Volatility in the crypto market is likely to intensify by the end of the month, with Bitcoin lacking a clear directional bias. The asset could stage a modest recovery or extend its decline. Current investor sentiment reflects “extreme fear” (registering about 10 on the 100-point Fear and Greed Index), which may indicate that a correction bottom is near. However, BTC’s future trajectory will largely depend on macroeconomic factors, particularly growing trader concern that the Federal Reserve (Fed) may forgo an interest rate cut in December.
Although the state of “extreme fear” often precedes an upward reversal, sellers are expected to seize the initiative in the near term.
Some technical indicators on lower timeframes are showing strength, and the recent rebound from the $94,000 support level suggests a potential short-term recovery is possible.
The nearest significant resistance area is situated between $98,000 and $100,000. A decisive break above this zone could open a path toward $102,000.

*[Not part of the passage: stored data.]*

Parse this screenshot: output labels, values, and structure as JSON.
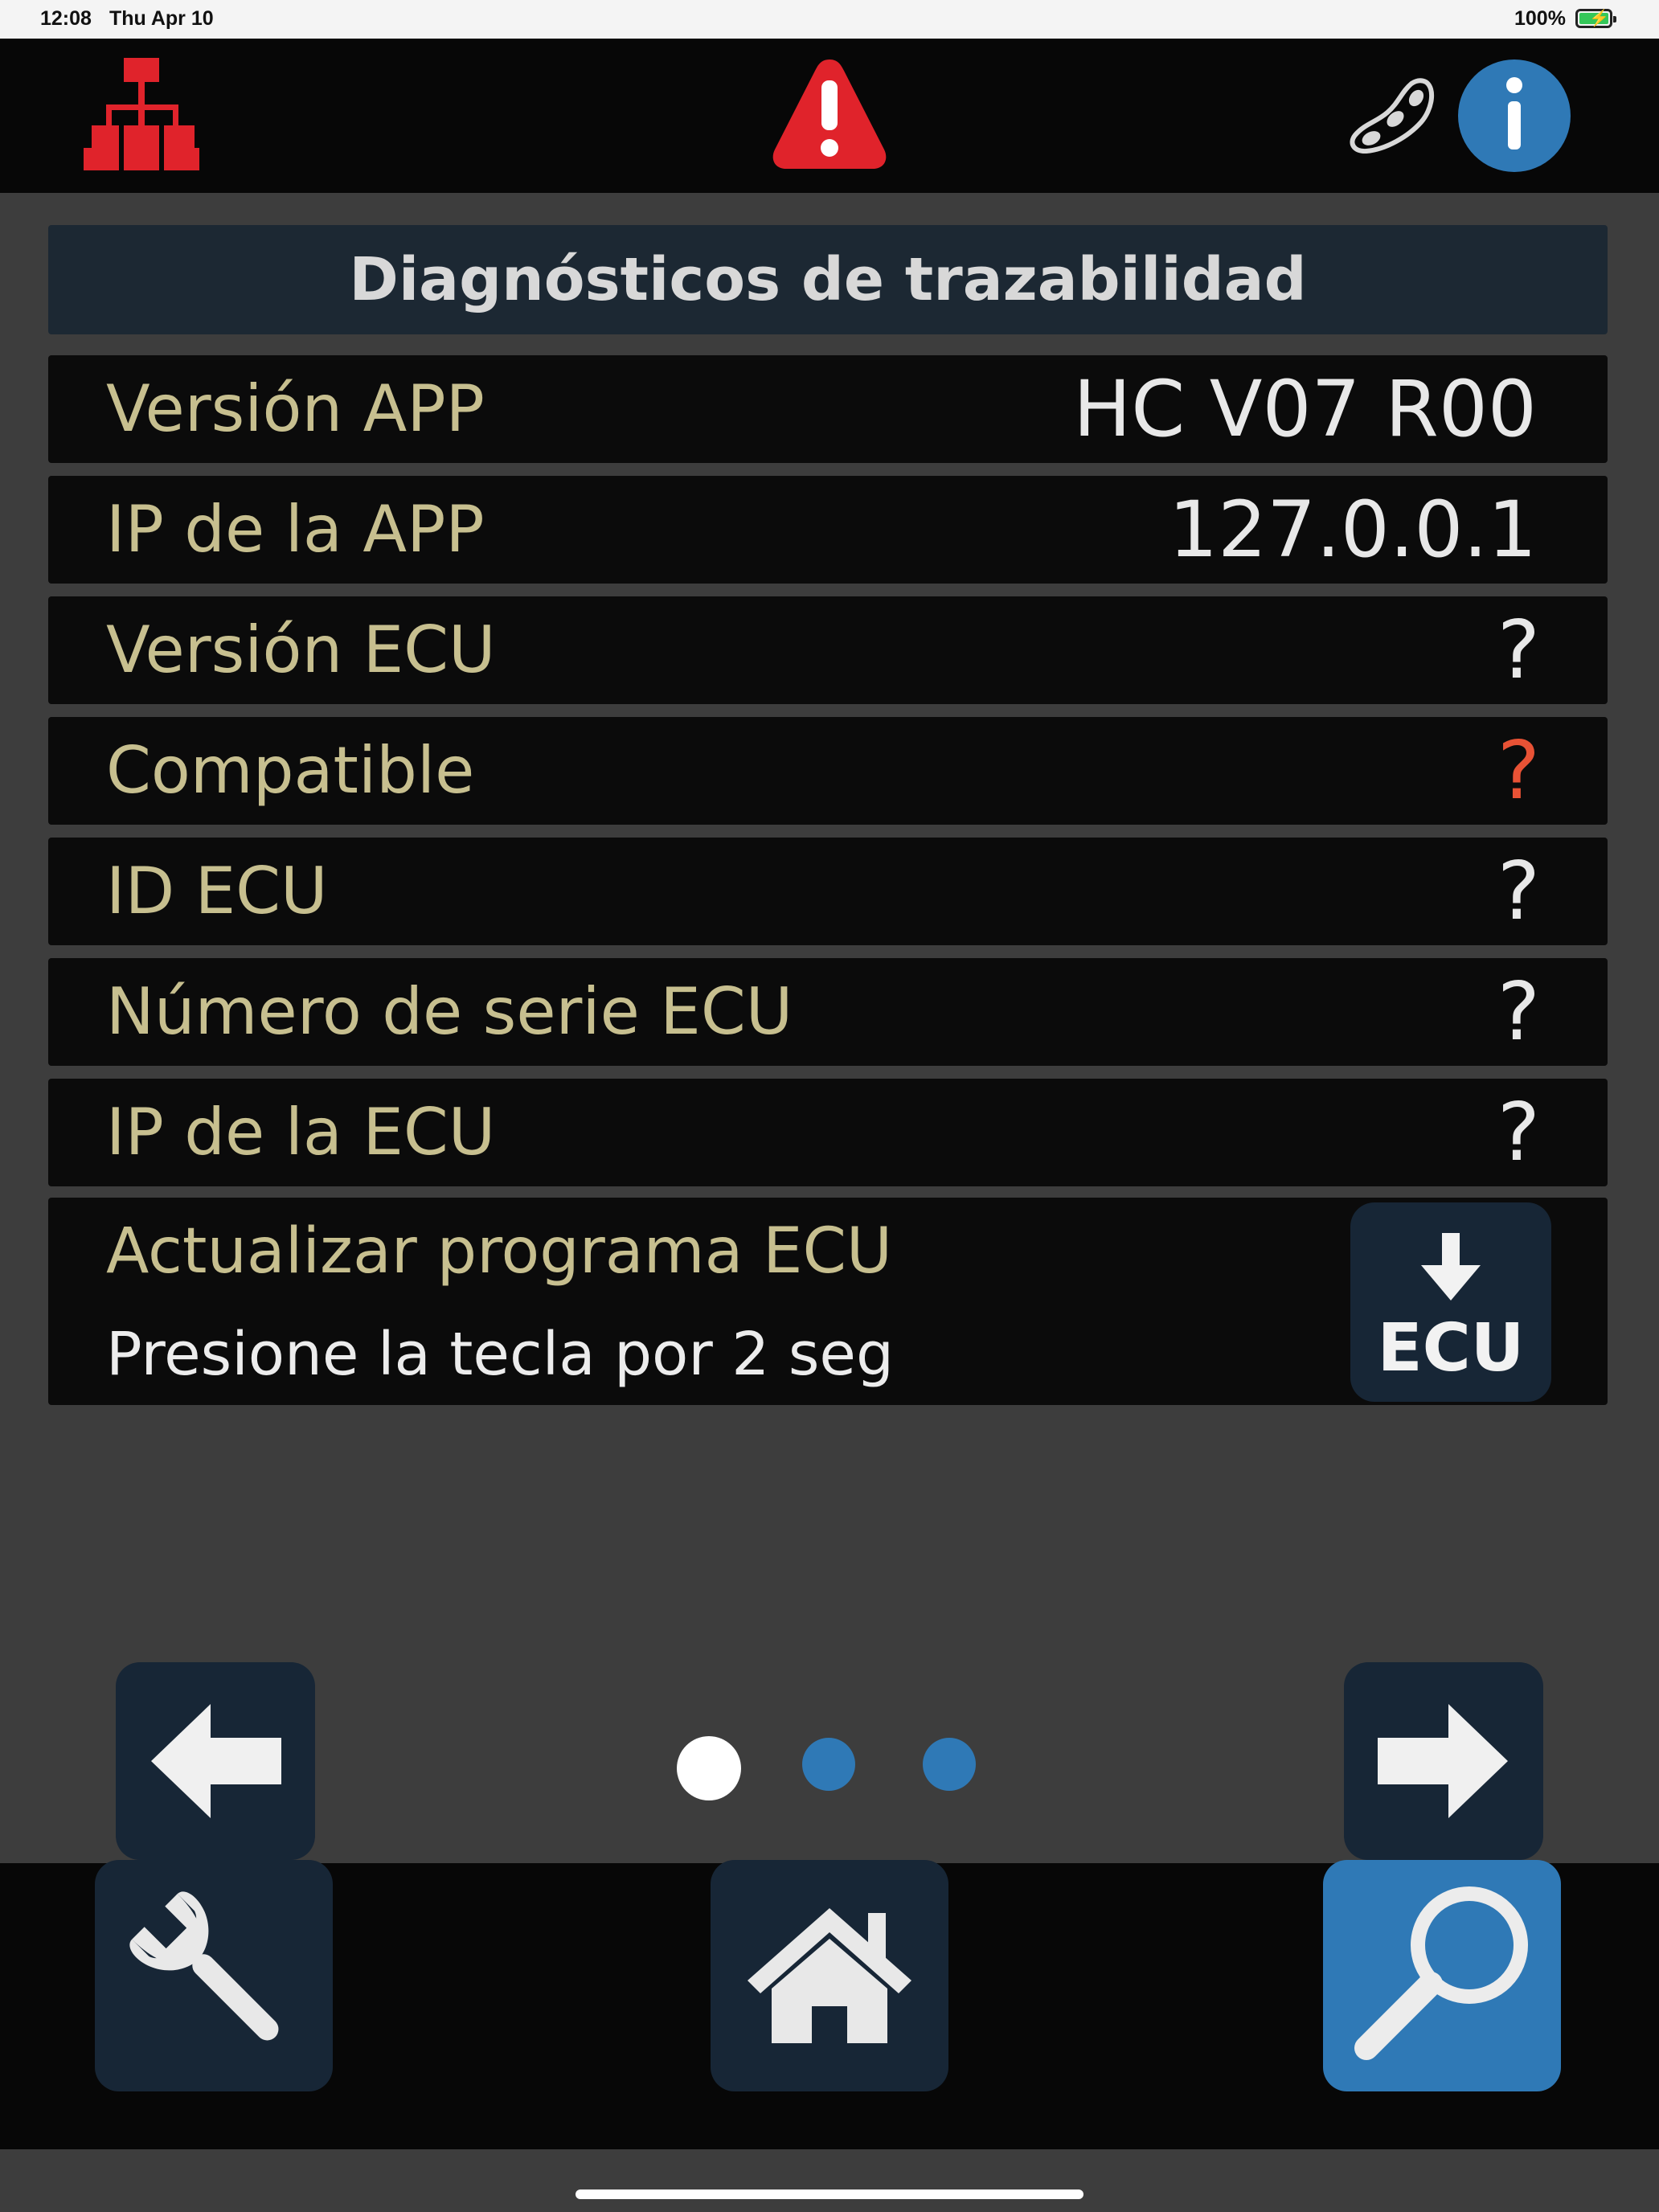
{
  "status_bar": {
    "time": "12:08",
    "date": "Thu Apr 10",
    "battery": "100%"
  },
  "top_bar": {
    "icons": [
      "network-icon",
      "alert-icon",
      "bean-icon",
      "info-icon"
    ],
    "accent_red": "#e0232b",
    "accent_blue": "#2f79b6"
  },
  "page": {
    "title": "Diagnósticos de trazabilidad"
  },
  "rows": [
    {
      "label": "Versión APP",
      "value": "HC V07 R00"
    },
    {
      "label": "IP de la APP",
      "value": "127.0.0.1"
    },
    {
      "label": "Versión ECU",
      "value": "?"
    },
    {
      "label": "Compatible",
      "value": "?"
    },
    {
      "label": "ID ECU",
      "value": "?"
    },
    {
      "label": "Número de serie ECU",
      "value": "?"
    },
    {
      "label": "IP de la ECU",
      "value": "?"
    }
  ],
  "update": {
    "title": "Actualizar programa ECU",
    "hint": "Presione la tecla por 2 seg",
    "button_label": "ECU"
  },
  "pager": {
    "active_page": 1,
    "page_count": 3
  },
  "bottom_tabs": {
    "icons": [
      "wrench-icon",
      "home-icon",
      "magnifier-icon"
    ],
    "selected": "magnifier-icon"
  }
}
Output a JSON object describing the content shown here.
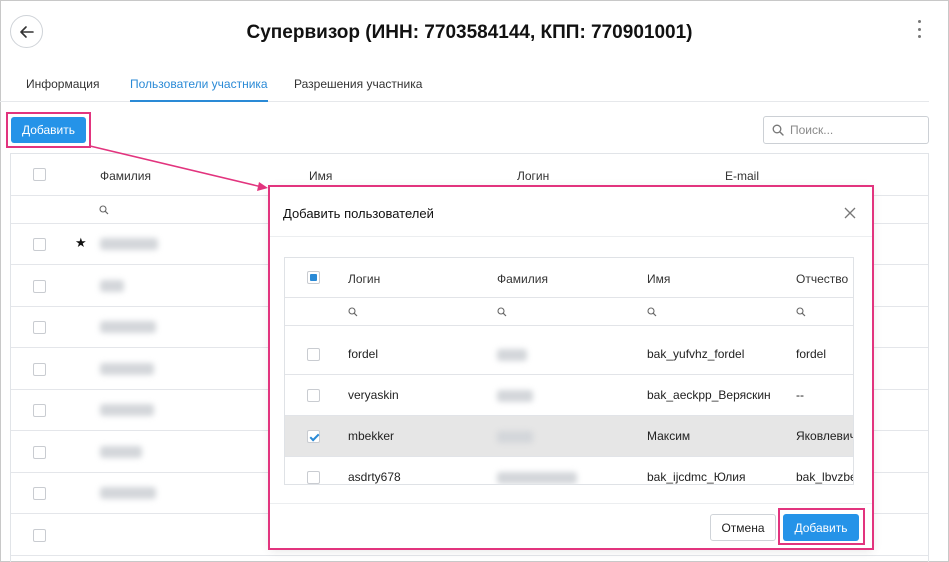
{
  "header": {
    "title": "Супервизор (ИНН: 7703584144, КПП: 770901001)"
  },
  "tabs": [
    {
      "label": "Информация",
      "active": false
    },
    {
      "label": "Пользователи участника",
      "active": true
    },
    {
      "label": "Разрешения участника",
      "active": false
    }
  ],
  "toolbar": {
    "add_label": "Добавить",
    "search_placeholder": "Поиск..."
  },
  "grid": {
    "columns": [
      "Фамилия",
      "Имя",
      "Логин",
      "E-mail"
    ],
    "row_count": 8,
    "favorite_row": 0
  },
  "modal": {
    "title": "Добавить пользователей",
    "columns": [
      "Логин",
      "Фамилия",
      "Имя",
      "Отчество"
    ],
    "rows": [
      {
        "login": "fordel",
        "name": "bak_yufvhz_fordel",
        "patronymic": "fordel",
        "checked": false
      },
      {
        "login": "veryaskin",
        "name": "bak_aeckpp_Веряскин",
        "patronymic": "--",
        "checked": false
      },
      {
        "login": "mbekker",
        "name": "Максим",
        "patronymic": "Яковлевич",
        "checked": true
      },
      {
        "login": "asdrty678",
        "name": "bak_ijcdmc_Юлия",
        "patronymic": "bak_lbvzbe",
        "checked": false
      }
    ],
    "cancel_label": "Отмена",
    "submit_label": "Добавить"
  },
  "colors": {
    "accent": "#2593e8",
    "highlight": "#e2347e"
  }
}
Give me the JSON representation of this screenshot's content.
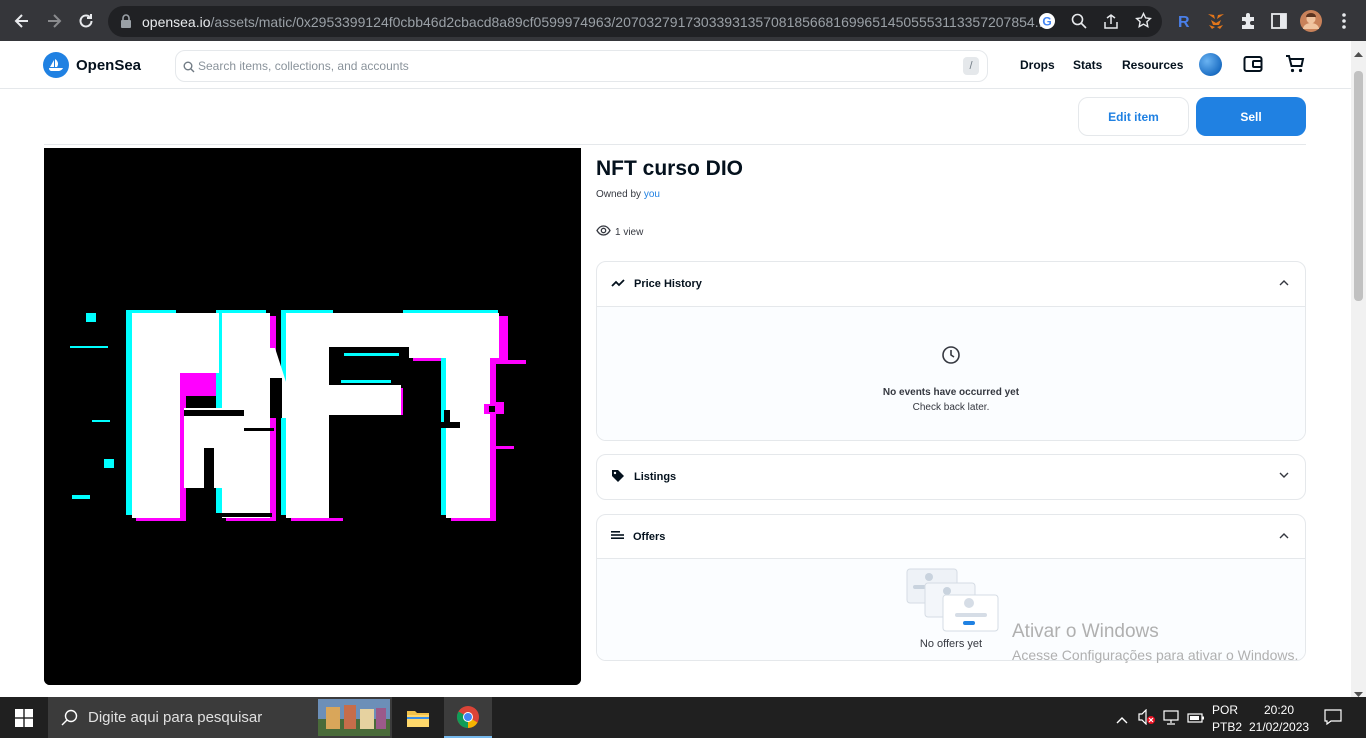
{
  "browser": {
    "url_host": "opensea.io",
    "url_path": "/assets/matic/0x2953399124f0cbb46d2cbacd8a89cf0599974963/207032791730339313570818566816996514505553113357207854..."
  },
  "header": {
    "logo_text": "OpenSea",
    "search_placeholder": "Search items, collections, and accounts",
    "search_shortcut": "/",
    "nav": [
      "Drops",
      "Stats",
      "Resources"
    ]
  },
  "actions": {
    "edit_label": "Edit item",
    "sell_label": "Sell"
  },
  "asset": {
    "title": "NFT curso DIO",
    "owned_prefix": "Owned by",
    "owner": "you",
    "views": "1 view"
  },
  "panels": {
    "price_history": {
      "title": "Price History",
      "empty_title": "No events have occurred yet",
      "empty_sub": "Check back later."
    },
    "listings": {
      "title": "Listings"
    },
    "offers": {
      "title": "Offers",
      "empty_title": "No offers yet"
    }
  },
  "watermark": {
    "line1": "Ativar o Windows",
    "line2": "Acesse Configurações para ativar o Windows."
  },
  "taskbar": {
    "search_text": "Digite aqui para pesquisar",
    "lang_top": "POR",
    "lang_bottom": "PTB2",
    "time": "20:20",
    "date": "21/02/2023"
  },
  "colors": {
    "accent": "#2081e2",
    "chrome_bg": "#35363a",
    "taskbar_bg": "#202020"
  }
}
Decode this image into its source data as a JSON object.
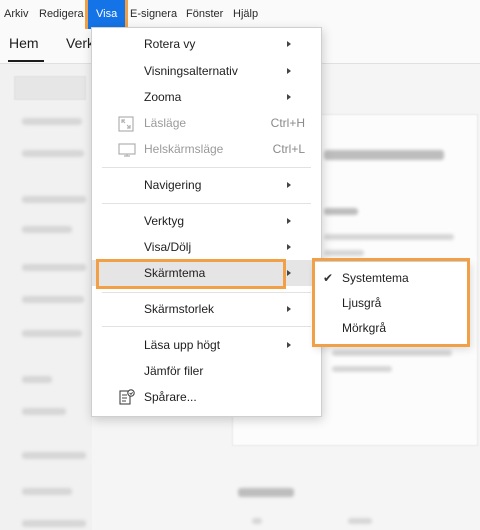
{
  "menubar": {
    "items": [
      "Arkiv",
      "Redigera",
      "Visa",
      "E-signera",
      "Fönster",
      "Hjälp"
    ],
    "active": "Visa"
  },
  "tabs": {
    "home": "Hem",
    "tools_partial": "Verk"
  },
  "view_menu": {
    "items": [
      {
        "label": "Rotera vy",
        "submenu": true
      },
      {
        "label": "Visningsalternativ",
        "submenu": true
      },
      {
        "label": "Zooma",
        "submenu": true
      },
      {
        "label": "Läsläge",
        "shortcut": "Ctrl+H",
        "disabled": true,
        "icon": "reading-mode-icon"
      },
      {
        "label": "Helskärmsläge",
        "shortcut": "Ctrl+L",
        "disabled": true,
        "icon": "fullscreen-icon"
      },
      {
        "label": "Navigering",
        "submenu": true
      },
      {
        "label": "Verktyg",
        "submenu": true
      },
      {
        "label": "Visa/Dölj",
        "submenu": true
      },
      {
        "label": "Skärmtema",
        "submenu": true,
        "highlighted": true
      },
      {
        "label": "Skärmstorlek",
        "submenu": true
      },
      {
        "label": "Läsa upp högt",
        "submenu": true
      },
      {
        "label": "Jämför filer"
      },
      {
        "label": "Spårare...",
        "icon": "tracker-icon"
      }
    ]
  },
  "theme_submenu": {
    "items": [
      {
        "label": "Systemtema",
        "checked": true
      },
      {
        "label": "Ljusgrå",
        "checked": false
      },
      {
        "label": "Mörkgrå",
        "checked": false
      }
    ]
  },
  "background": {
    "heading_partial": "nvändande verktyg",
    "section_partial": "Senaste"
  },
  "colors": {
    "accent": "#1473e6",
    "highlight_outline": "#f2a045",
    "menu_bg": "#ffffff",
    "disabled_text": "#9a9a9a"
  }
}
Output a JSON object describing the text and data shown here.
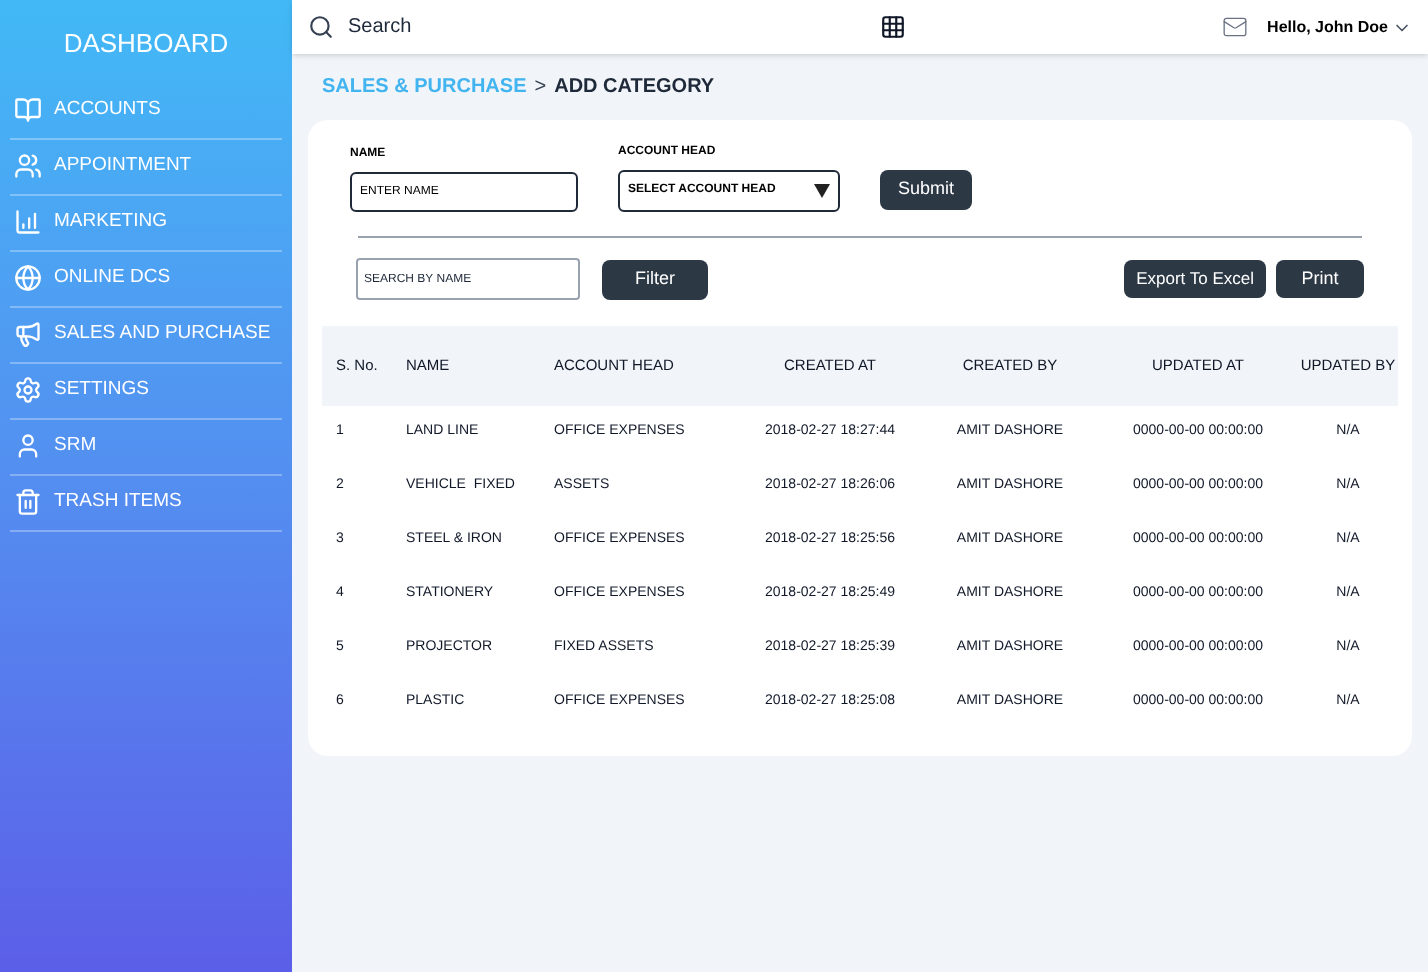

For now, however, market sentiment remains predominantly bearish, with selling pressure mounting. A cascade of long squeezes is further exacerbating the downward move.
Until late November, the most likely scenario for Bitcoin is to decline before establishing a wide, volatile trading range. A drop to the $88,500 support level would present a favorable entry point for buyers.
The ultimate recommendation is to buy Bitcoin from $88,500. Lock in profits at $107,000. Place a Stop Loss order at $82,000.
Calculate your open position so that a potential loss (protected by Stop Loss) is limited to 1% of your deposit. If your account balance does not allow entering a position of this size, it is better to skip the trade and wait for other market signals that meet low-risk criteria.
This content is for informational purposes only and is not intended to be investing advice.